Une conjoncture dégradée sur tous les fronts
Avec un indice PMI tombé à 45,2 en novembre, contre 46,0 en octobre, le secteur manufacturier européen s'enfonce dans la récession. Un mauvais bulletin de santé partagé par les poids lourds industriels du Vieux continent :
- L'Allemagne, première économie européenne, est l'une des plus touchées avec un PMI au plus bas depuis 2020
- En France aussi, la contraction de l'activité manufacturière s'est accélérée
- Même constat de repli en Italie et en Espagne
Plusieurs indicateurs sont au rouge : chute des nouvelles commandes, recul marqué de la production, baisse des prix et des effectifs... Autant de signaux défavorables laissant présager un hiver difficile pour l'industrie européenne. D'autant que les tensions géopolitiques, de la guerre en Ukraine aux menaces de taxes douanières brandies par Donald Trump, assombrissent l'horizon du commerce international.
Défi n°1 : enrayer la chute des commandes
Premier enjeu crucial pour les industriels européens : stopper l'hémorragie des commandes, principale cause du ralentissement de la production. Un défi de taille dans un contexte de guerre en Ukraine, d'inflation galopante et de pouvoir d'achat en berne.

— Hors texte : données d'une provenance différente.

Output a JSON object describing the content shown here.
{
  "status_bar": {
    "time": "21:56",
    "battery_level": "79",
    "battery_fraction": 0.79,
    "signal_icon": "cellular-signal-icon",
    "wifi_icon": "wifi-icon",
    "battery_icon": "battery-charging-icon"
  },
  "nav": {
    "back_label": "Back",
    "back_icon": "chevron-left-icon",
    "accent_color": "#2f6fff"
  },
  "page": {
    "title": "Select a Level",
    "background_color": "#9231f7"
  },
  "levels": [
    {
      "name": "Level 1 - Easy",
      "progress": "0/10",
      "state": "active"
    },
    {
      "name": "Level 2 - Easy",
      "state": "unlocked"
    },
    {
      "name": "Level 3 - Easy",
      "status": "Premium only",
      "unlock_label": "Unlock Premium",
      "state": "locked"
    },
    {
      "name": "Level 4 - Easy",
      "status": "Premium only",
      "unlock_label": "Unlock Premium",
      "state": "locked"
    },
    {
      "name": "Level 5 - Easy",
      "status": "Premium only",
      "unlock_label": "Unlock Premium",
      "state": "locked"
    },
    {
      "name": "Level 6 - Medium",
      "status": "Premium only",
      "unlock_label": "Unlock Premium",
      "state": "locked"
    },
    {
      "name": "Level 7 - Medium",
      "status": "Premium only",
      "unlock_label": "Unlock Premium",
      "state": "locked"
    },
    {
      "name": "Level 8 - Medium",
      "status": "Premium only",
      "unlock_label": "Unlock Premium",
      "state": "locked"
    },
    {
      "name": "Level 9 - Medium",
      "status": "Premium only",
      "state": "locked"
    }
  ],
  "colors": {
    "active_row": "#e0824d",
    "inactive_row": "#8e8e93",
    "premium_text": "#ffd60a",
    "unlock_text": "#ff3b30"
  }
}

Il n'y a aucun signe d'une prochaine reprise des commandes au vu de la conjoncture actuelle.
- Cyrus de la Rubia, économiste en chef de la Hamburg Commercial Bank
Pour relancer la demande, certains misent sur des relocalisations de productions clés en Europe, tandis que d'autres parient sur l'export hors UE et une montée en gamme innovante pour séduire de nouveaux clients. Une équation complexe à résoudre pour enrayer la spirale baissière.
Défi n°2 : Investir malgré la crise
Autre impératif stratégique : maintenir les investissements malgré la dégradation des trésoreries. Une gageure alors que de nombreuses usines tournent au ralenti et que les coûts des matières premières et de l'énergie flambent. Pourtant, réduire les budgets d'innovations technologiques ou de transition écologique serait une erreur fatale pour la compétitivité future de l'industrie européenne. Nombreux sont les industriels qui refusent de sacrifier leurs projets de long terme sur l'autel des difficultés de court terme.

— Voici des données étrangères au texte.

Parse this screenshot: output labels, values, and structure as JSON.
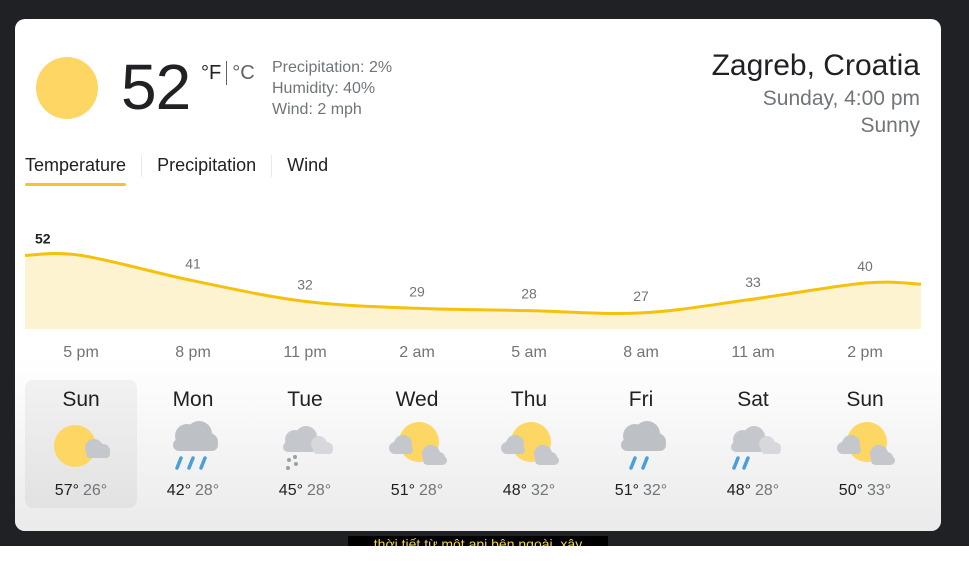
{
  "current": {
    "temperature": "52",
    "unit_f": "°F",
    "unit_c": "°C",
    "precipitation": "Precipitation: 2%",
    "humidity": "Humidity: 40%",
    "wind": "Wind: 2 mph",
    "icon": "sun-icon"
  },
  "location": {
    "name": "Zagreb, Croatia",
    "time": "Sunday, 4:00 pm",
    "condition": "Sunny"
  },
  "tabs": [
    {
      "label": "Temperature",
      "active": true
    },
    {
      "label": "Precipitation",
      "active": false
    },
    {
      "label": "Wind",
      "active": false
    }
  ],
  "chart_data": {
    "type": "area",
    "x": [
      "5 pm",
      "8 pm",
      "11 pm",
      "2 am",
      "5 am",
      "8 am",
      "11 am",
      "2 pm"
    ],
    "values": [
      52,
      41,
      32,
      29,
      28,
      27,
      33,
      40
    ],
    "color": "#f4c20d",
    "fill": "#fdf3d0"
  },
  "forecast": [
    {
      "day": "Sun",
      "hi": "57°",
      "lo": "26°",
      "icon": "partly-sunny-icon",
      "selected": true
    },
    {
      "day": "Mon",
      "hi": "42°",
      "lo": "28°",
      "icon": "rain-icon",
      "selected": false
    },
    {
      "day": "Tue",
      "hi": "45°",
      "lo": "28°",
      "icon": "snow-showers-icon",
      "selected": false
    },
    {
      "day": "Wed",
      "hi": "51°",
      "lo": "28°",
      "icon": "mostly-sunny-icon",
      "selected": false
    },
    {
      "day": "Thu",
      "hi": "48°",
      "lo": "32°",
      "icon": "mostly-sunny-icon",
      "selected": false
    },
    {
      "day": "Fri",
      "hi": "51°",
      "lo": "32°",
      "icon": "showers-icon",
      "selected": false
    },
    {
      "day": "Sat",
      "hi": "48°",
      "lo": "28°",
      "icon": "scattered-showers-icon",
      "selected": false
    },
    {
      "day": "Sun",
      "hi": "50°",
      "lo": "33°",
      "icon": "mostly-sunny-icon",
      "selected": false
    }
  ],
  "caption": "thời tiết từ một api bên ngoài, xây",
  "colors": {
    "background": "#202124",
    "accent": "#fbc02d",
    "sun": "#fdd663",
    "cloud": "#c4c7cc",
    "rain": "#4a9fd8"
  }
}
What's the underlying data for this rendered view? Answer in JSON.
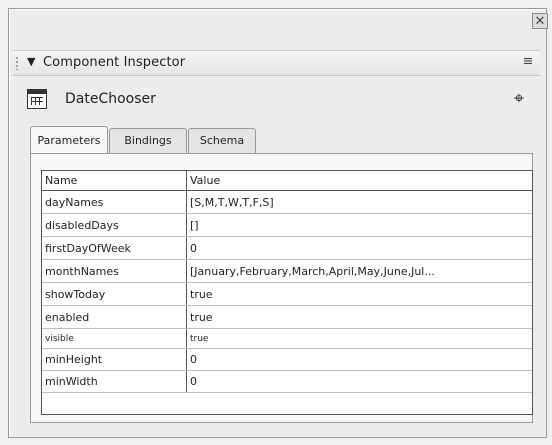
{
  "panel": {
    "title": "Component Inspector",
    "collapse_glyph": "▼",
    "options_glyph": "≡"
  },
  "window": {
    "close_glyph": "✕"
  },
  "component": {
    "name": "DateChooser",
    "icon": "calendar-grid-icon",
    "inspect_glyph": "⌖"
  },
  "tabs": [
    {
      "label": "Parameters",
      "active": true
    },
    {
      "label": "Bindings",
      "active": false
    },
    {
      "label": "Schema",
      "active": false
    }
  ],
  "grid": {
    "headers": {
      "name": "Name",
      "value": "Value"
    },
    "rows": [
      {
        "name": "dayNames",
        "value": "[S,M,T,W,T,F,S]"
      },
      {
        "name": "disabledDays",
        "value": "[]"
      },
      {
        "name": "firstDayOfWeek",
        "value": "0"
      },
      {
        "name": "monthNames",
        "value": "[January,February,March,April,May,June,Jul..."
      },
      {
        "name": "showToday",
        "value": "true"
      },
      {
        "name": "enabled",
        "value": "true"
      },
      {
        "name": "visible",
        "value": "true"
      },
      {
        "name": "minHeight",
        "value": "0"
      },
      {
        "name": "minWidth",
        "value": "0"
      }
    ]
  }
}
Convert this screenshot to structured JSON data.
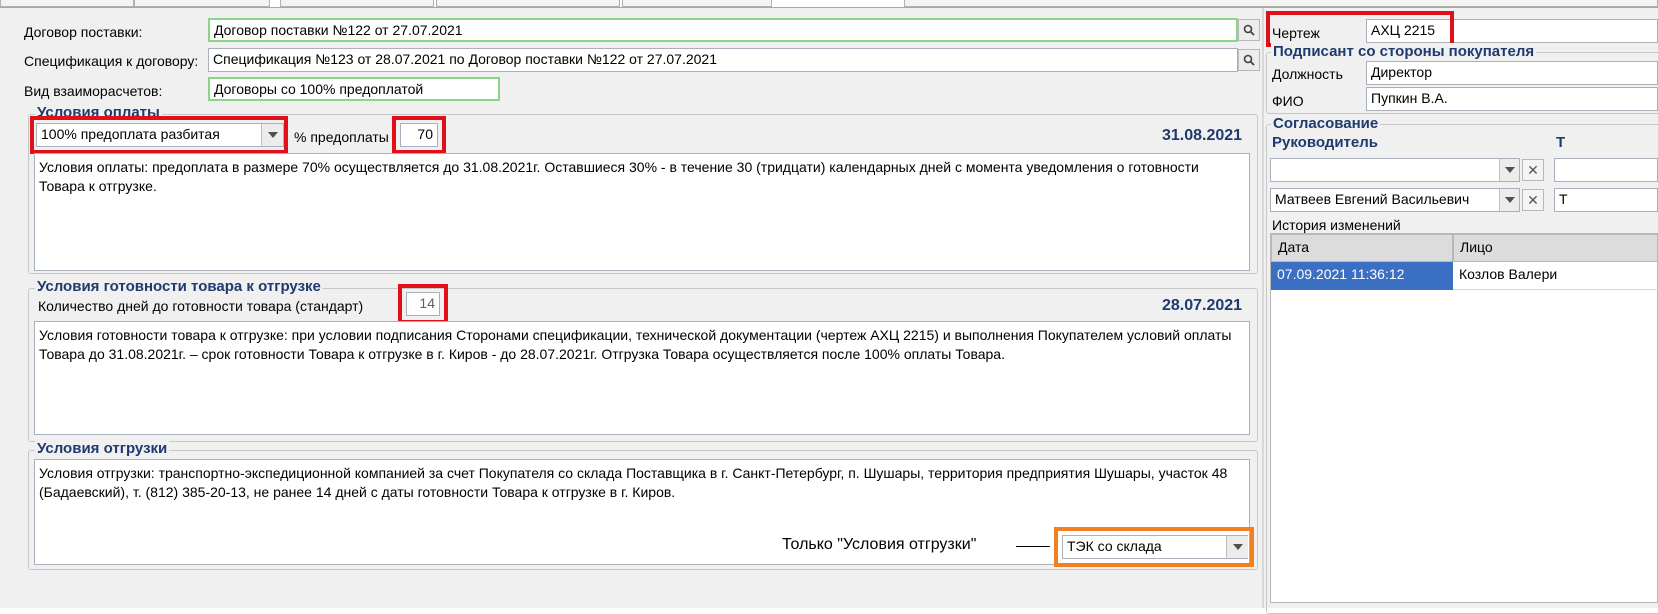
{
  "contract": {
    "label": "Договор поставки:",
    "value": "Договор поставки №122 от 27.07.2021"
  },
  "spec": {
    "label": "Спецификация к договору:",
    "value": "Спецификация №123 от 28.07.2021 по Договор поставки №122 от 27.07.2021"
  },
  "settlement": {
    "label": "Вид взаиморасчетов:",
    "value": "Договоры со 100% предоплатой"
  },
  "payment": {
    "title": "Условия оплаты",
    "type_value": "100% предоплата разбитая",
    "percent_label": "% предоплаты",
    "percent_value": "70",
    "date": "31.08.2021",
    "text": "Условия оплаты: предоплата в размере 70% осуществляется до 31.08.2021г. Оставшиеся 30% - в течение 30 (тридцати) календарных дней с момента уведомления о готовности Товара к отгрузке."
  },
  "readiness": {
    "title": "Условия готовности товара к отгрузке",
    "days_label": "Количество дней до готовности товара (стандарт)",
    "days_value": "14",
    "date": "28.07.2021",
    "text": "Условия готовности товара к отгрузке: при условии подписания Сторонами спецификации, технической документации (чертеж АХЦ 2215) и выполнения Покупателем условий оплаты Товара до 31.08.2021г. – срок готовности Товара к отгрузке в г. Киров - до 28.07.2021г. Отгрузка Товара осуществляется после 100% оплаты Товара."
  },
  "shipping": {
    "title": "Условия отгрузки",
    "text": "Условия отгрузки: транспортно-экспедиционной компанией за счет Покупателя со склада Поставщика в г. Санкт-Петербург, п. Шушары, территория предприятия Шушары, участок 48 (Бадаевский), т. (812) 385-20-13, не ранее 14 дней с даты готовности Товара к отгрузке в г. Киров.",
    "annotation": "Только \"Условия отгрузки\"",
    "method_value": "ТЭК со склада"
  },
  "drawing": {
    "label": "Чертеж",
    "value": "АХЦ 2215"
  },
  "signer": {
    "title": "Подписант со стороны покупателя",
    "position_label": "Должность",
    "position_value": "Директор",
    "name_label": "ФИО",
    "name_value": "Пупкин В.А."
  },
  "approval": {
    "title": "Согласование",
    "col_head": "Руководитель",
    "col_head2": "Т",
    "row1_value": "",
    "row2_value": "Матвеев Евгений Васильевич",
    "row2_extra": "Т",
    "history_label": "История изменений",
    "grid_headers": [
      "Дата",
      "Лицо"
    ],
    "grid_rows": [
      [
        "07.09.2021 11:36:12",
        "Козлов Валери"
      ]
    ]
  },
  "colors": {
    "highlight_red": "#e0101a",
    "highlight_orange": "#f08020",
    "title_blue": "#1e3a6e",
    "selected_row": "#3a6fc4"
  }
}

Il est vital de continuer à investir dans la modernisation de nos outils et le développement de solutions innovantes, même si le retour sur investissement est plus long. C'est le prix à payer pour rester dans la course mondiale.

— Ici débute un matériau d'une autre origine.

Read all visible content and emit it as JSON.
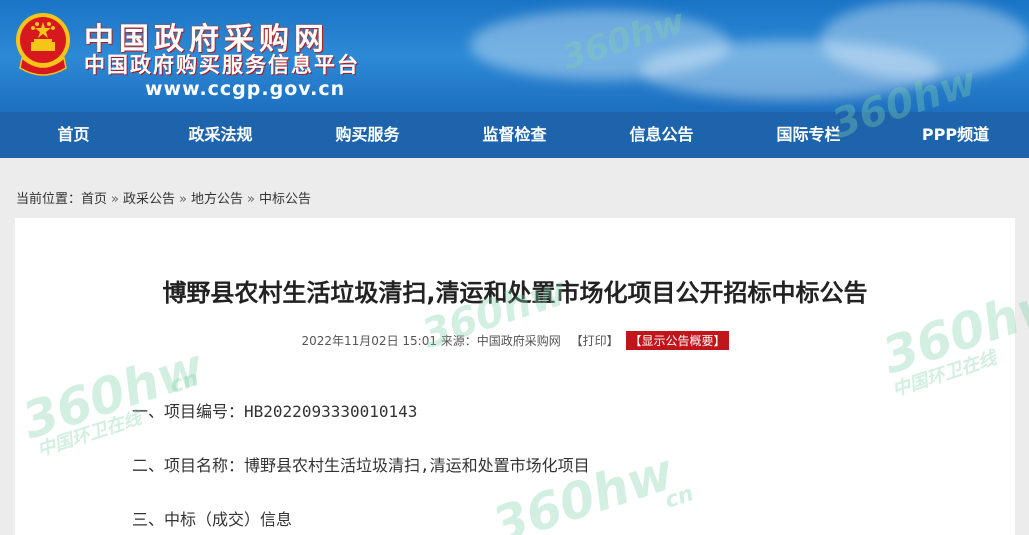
{
  "header": {
    "brand_line1": "中国政府采购网",
    "brand_line2": "中国政府购买服务信息平台",
    "url": "www.ccgp.gov.cn"
  },
  "nav": {
    "items": [
      "首页",
      "政采法规",
      "购买服务",
      "监督检查",
      "信息公告",
      "国际专栏",
      "PPP频道"
    ]
  },
  "breadcrumb": {
    "prefix": "当前位置：",
    "items": [
      "首页",
      "政采公告",
      "地方公告",
      "中标公告"
    ],
    "separator": "»"
  },
  "article": {
    "title": "博野县农村生活垃圾清扫,清运和处置市场化项目公开招标中标公告",
    "date": "2022年11月02日 15:01",
    "source": "来源：中国政府采购网",
    "print_label": "【打印】",
    "summary_label": "【显示公告概要】",
    "rows": [
      {
        "label": "一、项目编号：",
        "value": "HB2022093330010143"
      },
      {
        "label": "二、项目名称：",
        "value": "博野县农村生活垃圾清扫,清运和处置市场化项目"
      },
      {
        "label": "三、中标（成交）信息",
        "value": ""
      }
    ]
  },
  "watermark": {
    "brand": "360hw",
    "tagline": "中国环卫在线",
    "cn_badge": "cn"
  },
  "colors": {
    "banner": "#1a74c6",
    "nav": "#1e64ad",
    "summary_button": "#c0161b",
    "watermark": "#82d2aa"
  }
}
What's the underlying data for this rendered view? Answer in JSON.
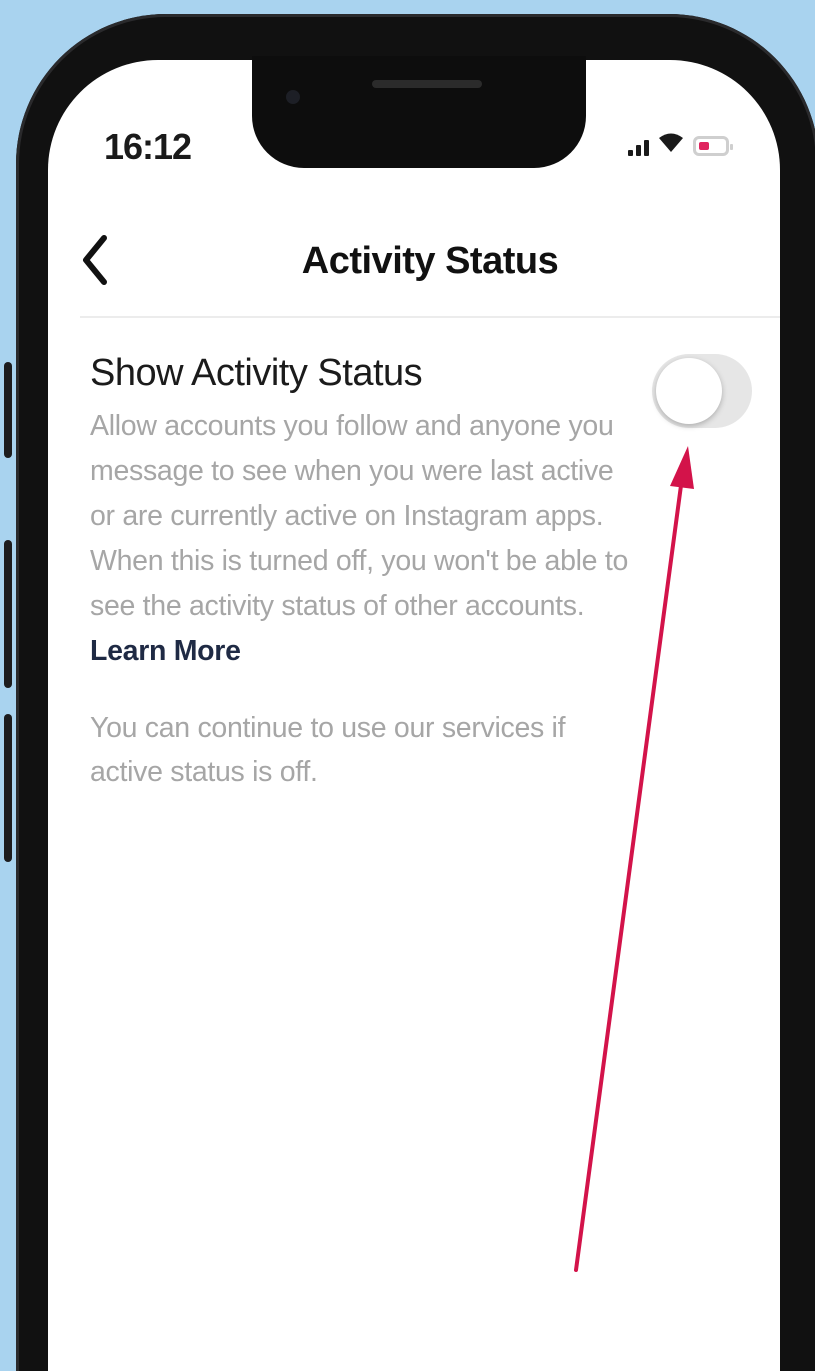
{
  "status_bar": {
    "time": "16:12",
    "icons": [
      "signal-icon",
      "wifi-icon",
      "battery-icon"
    ]
  },
  "header": {
    "back_icon": "chevron-left-icon",
    "title": "Activity Status"
  },
  "setting": {
    "label": "Show Activity Status",
    "description": "Allow accounts you follow and anyone you message to see when you were last active or are currently active on Instagram apps. When this is turned off, you won't be able to see the activity status of other accounts.",
    "learn_more": "Learn More",
    "toggle_on": false
  },
  "note": "You can continue to use our services if active status is off.",
  "colors": {
    "background": "#a9d3ef",
    "annotation_arrow": "#d3134a",
    "toggle_off": "#e6e6e6",
    "battery_charge": "#e0245e"
  }
}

- Un dirigeant d'ETI industrielle française
Robotisation, recyclage, efficacité énergétique, industrie 4.0... Les chantiers ne manquent pas pour renforcer l'outil industriel européen. Encore faut-il trouver les financements dans une période de vaches maigres. Un vrai casse-tête pour les trésoriers d'usine !
Défi n°3 : Attirer les talents malgré la crise
Dans ce climat anxiogène, les industriels doivent aussi relever le défi des ressources humaines. Comment attirer et fidéliser les compétences malgré les plans sociaux qui se profilent ? Un enjeu d'autant plus épineux que l'industrie peine déjà à recruter de jeunes diplômés, peu attirés par les métiers de production.
Pourtant, renoncer à embaucher les talents de demain serait hypothéquer la reprise future. D'où l'importance de soigner sa marque employeur, de miser sur la formation et de réenchanter les métiers industriels. Autant de clés pour préparer l'avenir malgré la tempête.
Coupes claires dans les effectifs ou préservation des compétences en attendant des jours meilleurs ? Chaque industriel doit trouver le bon équilibre pour passer le cap de la crise.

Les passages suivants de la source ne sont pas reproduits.